I am an adult adoptee in the state of California, where my right to access to the most fundamental information regarding my identity is held hostage by a Closed Records law. These laws have infantilized me, and millions of other adult adoptees, under a myriad of rationalizations, one of which is the alleged promise of confidentiality to my birthmother.
I am extrememly curious if your stance on this issue is consistent with ACLU positions on access to medical records, Social Security information, and a myriad of other sources of information governments gather on individuals? In many cases these records were gathered under an erroneous understanding that they could be held from the individuals to which the information pertained. But we have determined that the information so gathered must be accessible to the individual to which it pertains. Does not the right to privacy contain the right of an individual to access documents pertaining to them, as well as protecting the confidentiality of those documents from others? A moral stance on the right to privacy must contain both of these provisions, or it is an empty stance.

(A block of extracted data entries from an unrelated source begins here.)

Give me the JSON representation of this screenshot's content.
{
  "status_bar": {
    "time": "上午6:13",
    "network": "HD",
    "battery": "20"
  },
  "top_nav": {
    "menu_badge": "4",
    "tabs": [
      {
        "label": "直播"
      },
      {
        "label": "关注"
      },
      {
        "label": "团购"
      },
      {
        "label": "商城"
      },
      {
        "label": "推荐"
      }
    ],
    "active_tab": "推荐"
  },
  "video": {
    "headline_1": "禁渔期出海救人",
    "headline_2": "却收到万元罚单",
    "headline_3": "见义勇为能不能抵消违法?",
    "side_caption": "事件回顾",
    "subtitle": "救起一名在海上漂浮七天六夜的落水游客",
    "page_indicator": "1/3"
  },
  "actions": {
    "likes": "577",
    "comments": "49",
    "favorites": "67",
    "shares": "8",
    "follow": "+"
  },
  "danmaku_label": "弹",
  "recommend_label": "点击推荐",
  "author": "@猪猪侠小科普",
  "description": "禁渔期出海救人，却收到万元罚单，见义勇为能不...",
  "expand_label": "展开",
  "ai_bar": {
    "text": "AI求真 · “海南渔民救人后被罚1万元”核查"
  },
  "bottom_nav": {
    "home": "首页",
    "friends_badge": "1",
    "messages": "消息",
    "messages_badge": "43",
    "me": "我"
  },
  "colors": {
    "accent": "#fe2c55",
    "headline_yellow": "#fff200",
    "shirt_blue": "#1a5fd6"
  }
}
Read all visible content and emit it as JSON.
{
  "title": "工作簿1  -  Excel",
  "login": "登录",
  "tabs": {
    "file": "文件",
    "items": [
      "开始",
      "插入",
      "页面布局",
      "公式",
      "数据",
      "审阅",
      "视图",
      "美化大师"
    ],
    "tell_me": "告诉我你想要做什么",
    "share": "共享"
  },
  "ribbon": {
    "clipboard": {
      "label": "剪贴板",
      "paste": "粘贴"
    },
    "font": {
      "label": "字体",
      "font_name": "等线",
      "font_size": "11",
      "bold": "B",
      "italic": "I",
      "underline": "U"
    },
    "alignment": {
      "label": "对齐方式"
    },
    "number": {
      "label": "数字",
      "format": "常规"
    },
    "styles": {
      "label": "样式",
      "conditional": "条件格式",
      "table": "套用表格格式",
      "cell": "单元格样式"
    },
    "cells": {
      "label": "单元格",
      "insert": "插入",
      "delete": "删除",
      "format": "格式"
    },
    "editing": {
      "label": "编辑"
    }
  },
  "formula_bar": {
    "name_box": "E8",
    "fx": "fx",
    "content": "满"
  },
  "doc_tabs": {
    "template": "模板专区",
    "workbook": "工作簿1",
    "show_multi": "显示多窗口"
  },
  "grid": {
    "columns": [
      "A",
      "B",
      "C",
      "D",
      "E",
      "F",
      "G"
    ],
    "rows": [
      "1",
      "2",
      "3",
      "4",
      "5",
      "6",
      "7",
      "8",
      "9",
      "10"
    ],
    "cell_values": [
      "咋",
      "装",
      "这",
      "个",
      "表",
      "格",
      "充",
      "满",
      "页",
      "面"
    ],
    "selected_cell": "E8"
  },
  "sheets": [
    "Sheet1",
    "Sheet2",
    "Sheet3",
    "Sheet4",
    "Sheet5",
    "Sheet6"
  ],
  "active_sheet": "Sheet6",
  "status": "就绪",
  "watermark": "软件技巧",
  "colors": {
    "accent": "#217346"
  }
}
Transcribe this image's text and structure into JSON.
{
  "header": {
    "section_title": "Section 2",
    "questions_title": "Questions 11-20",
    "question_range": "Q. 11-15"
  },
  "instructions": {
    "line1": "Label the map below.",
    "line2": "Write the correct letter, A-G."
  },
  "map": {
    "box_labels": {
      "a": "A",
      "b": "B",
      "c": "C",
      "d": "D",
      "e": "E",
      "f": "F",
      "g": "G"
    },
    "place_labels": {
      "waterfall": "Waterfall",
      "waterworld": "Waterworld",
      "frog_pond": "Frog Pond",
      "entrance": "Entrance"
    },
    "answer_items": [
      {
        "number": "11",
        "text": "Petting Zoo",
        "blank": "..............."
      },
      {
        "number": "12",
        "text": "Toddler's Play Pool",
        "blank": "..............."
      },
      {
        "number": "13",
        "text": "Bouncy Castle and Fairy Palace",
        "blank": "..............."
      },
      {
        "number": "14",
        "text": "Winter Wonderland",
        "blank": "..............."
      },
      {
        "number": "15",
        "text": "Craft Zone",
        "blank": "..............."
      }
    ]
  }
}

The argument that Closed Records laws were designed to protect birthmothers is tenuous and tortured one, although one with great sentimental appeal (note that birthfathers do not receive the specific attention of the presumed protectors). If this proposition were true, then why aren't records sealed upon relinquishment instead of the finalization of adoption? Records were sealed for a variety of reasons, the most compelling of which is to protect the integrity of adoptive families and adoptees from unwonted intrusion. Neither of these parties is affected adversely by the proposed bills.
As an adult adoptee, I am outraged that the ACLU has decided to take a stance on this bill based only on a tenuous argument that would appear to contradict it's truly moral stance on other issues regarding the rights of privacy.